When you’re working with *learning* color, it doesn’t matter a whole heap what yarn you’re using. You can learn a lot regardless. (If you’re designing a garment, of course it does). And I have a few less expensive ways to dabble with color ideas. One involves using either wool embroidery yarn (I’m thinking Paternayan) or cotton embroidery thread (DMC has a great color range). You can get a heap of colors pretty fast and relatively inexpensively, and work with them either in knitting (easier with the wool) or cross-stitch or needlepoint, if you have or can noodle at acquiring those skills.
One thing I might consider doing here is getting the J&S shade card and then matching colors to DMC cottons in the range I’m considering using for a project, then doing preliminary “swatches” in cross-stitch, then getting J&S colors to do “real” swatching. DMC cottons are often on sale at the craft outlets. Paternayan pricing varies, depending on where you buy it, but still can be a good option.

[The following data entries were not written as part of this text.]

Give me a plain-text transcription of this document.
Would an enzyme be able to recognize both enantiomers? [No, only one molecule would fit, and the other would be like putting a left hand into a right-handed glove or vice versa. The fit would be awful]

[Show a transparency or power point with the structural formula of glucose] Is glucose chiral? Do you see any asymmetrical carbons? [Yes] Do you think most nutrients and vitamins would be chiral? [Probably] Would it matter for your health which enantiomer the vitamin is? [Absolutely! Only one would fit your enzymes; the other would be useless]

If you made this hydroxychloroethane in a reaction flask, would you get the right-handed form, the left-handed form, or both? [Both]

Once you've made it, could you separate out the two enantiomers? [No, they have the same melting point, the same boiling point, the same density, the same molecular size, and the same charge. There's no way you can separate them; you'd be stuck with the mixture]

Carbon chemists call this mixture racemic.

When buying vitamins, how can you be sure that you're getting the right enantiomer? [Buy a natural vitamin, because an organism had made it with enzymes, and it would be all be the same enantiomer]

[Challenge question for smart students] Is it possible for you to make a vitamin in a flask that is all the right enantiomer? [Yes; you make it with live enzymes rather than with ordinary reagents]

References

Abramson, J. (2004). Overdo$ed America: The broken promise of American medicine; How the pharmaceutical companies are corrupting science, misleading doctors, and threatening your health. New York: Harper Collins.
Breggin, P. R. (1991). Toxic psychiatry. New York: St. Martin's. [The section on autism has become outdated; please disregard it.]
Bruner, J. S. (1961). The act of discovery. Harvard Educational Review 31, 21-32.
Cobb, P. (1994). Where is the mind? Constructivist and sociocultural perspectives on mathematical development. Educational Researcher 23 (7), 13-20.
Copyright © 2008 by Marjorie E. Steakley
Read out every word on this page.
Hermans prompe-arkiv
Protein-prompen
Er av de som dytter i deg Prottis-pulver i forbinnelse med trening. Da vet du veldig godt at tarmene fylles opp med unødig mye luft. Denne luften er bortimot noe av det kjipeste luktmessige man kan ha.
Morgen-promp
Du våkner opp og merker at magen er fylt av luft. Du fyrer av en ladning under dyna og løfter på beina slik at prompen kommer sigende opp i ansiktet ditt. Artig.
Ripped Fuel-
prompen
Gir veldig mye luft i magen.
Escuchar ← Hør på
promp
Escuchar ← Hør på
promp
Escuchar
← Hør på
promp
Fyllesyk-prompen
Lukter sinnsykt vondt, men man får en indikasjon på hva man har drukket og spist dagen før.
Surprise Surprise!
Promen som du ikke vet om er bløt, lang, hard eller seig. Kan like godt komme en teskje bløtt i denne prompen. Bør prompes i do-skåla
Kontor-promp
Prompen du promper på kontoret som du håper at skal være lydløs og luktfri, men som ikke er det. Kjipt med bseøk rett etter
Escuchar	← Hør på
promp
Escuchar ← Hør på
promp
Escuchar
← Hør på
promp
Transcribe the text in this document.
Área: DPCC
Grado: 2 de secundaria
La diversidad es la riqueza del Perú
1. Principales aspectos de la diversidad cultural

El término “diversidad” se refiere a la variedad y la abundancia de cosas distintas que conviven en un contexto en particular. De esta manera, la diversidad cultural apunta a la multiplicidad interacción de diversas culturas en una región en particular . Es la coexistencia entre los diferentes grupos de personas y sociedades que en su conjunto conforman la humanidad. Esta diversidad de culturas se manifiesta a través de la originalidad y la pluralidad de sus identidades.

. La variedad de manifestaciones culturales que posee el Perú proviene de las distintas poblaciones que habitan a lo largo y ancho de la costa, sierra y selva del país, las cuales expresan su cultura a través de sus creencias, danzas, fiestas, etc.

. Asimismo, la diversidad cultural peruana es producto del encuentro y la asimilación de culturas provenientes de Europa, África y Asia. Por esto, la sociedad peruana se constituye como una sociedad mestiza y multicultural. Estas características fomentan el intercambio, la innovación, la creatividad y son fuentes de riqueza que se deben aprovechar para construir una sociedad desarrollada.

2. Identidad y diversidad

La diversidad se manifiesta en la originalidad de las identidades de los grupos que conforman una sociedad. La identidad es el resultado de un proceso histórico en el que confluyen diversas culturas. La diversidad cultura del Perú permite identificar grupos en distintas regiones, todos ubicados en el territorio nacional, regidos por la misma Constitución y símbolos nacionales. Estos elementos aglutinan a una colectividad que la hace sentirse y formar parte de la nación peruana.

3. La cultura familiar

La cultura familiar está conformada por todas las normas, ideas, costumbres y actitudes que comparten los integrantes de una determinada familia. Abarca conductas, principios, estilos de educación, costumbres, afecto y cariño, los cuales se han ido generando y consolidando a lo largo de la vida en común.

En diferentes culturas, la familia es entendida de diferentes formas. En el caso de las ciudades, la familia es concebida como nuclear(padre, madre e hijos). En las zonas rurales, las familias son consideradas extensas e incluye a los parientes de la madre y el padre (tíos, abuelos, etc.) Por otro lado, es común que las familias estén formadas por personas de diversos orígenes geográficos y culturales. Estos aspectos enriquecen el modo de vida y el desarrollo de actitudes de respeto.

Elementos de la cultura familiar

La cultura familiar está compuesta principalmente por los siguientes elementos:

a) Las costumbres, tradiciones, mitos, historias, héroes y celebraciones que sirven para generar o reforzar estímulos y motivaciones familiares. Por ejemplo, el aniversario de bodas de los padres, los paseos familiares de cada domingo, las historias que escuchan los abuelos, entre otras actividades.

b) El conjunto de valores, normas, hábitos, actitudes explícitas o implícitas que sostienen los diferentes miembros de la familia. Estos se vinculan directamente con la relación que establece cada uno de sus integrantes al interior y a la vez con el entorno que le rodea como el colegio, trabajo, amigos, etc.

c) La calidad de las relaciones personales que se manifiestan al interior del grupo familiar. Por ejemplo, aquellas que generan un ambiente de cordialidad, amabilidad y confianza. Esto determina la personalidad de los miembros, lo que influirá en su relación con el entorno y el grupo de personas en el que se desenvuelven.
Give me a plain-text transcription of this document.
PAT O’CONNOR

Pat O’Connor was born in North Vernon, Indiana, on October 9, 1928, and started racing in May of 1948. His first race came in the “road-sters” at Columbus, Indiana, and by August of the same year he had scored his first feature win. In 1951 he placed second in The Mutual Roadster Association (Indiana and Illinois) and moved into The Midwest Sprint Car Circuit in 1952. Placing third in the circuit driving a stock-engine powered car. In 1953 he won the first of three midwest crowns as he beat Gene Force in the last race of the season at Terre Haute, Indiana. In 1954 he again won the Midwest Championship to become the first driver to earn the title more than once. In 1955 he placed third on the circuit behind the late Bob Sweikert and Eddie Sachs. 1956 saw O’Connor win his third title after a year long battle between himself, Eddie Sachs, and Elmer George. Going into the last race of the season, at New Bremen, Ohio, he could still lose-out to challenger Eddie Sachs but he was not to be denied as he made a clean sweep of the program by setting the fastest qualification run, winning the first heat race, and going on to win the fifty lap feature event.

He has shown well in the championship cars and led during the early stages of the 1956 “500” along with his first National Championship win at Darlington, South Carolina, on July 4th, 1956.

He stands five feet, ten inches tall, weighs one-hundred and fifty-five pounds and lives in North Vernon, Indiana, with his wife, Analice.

The things to watch out for here are the subtle shifts that will happen in the change from one fiber type to another, and from one stitch-formation process to another. The cotton yarns will be more lustrous (will reflect more light) and there’s a slight color-perception change involved in moving to wool. Also, cross-stitches are exactly square, and knit stitches in most cases are a bit wider than they are tall (although this is less pronounced in color work than it is in some other techniques, and may only be a marginal issue in designing for Fair Isle).
If you set your non-jumperweight yarn samples up right, you can end up with mug mats and other useful small items—even a tiny baglet or some such—in addition to having narrowed down your color choices for swatching for a project.
Above all, have fun with color! The exercises will help you play and do that.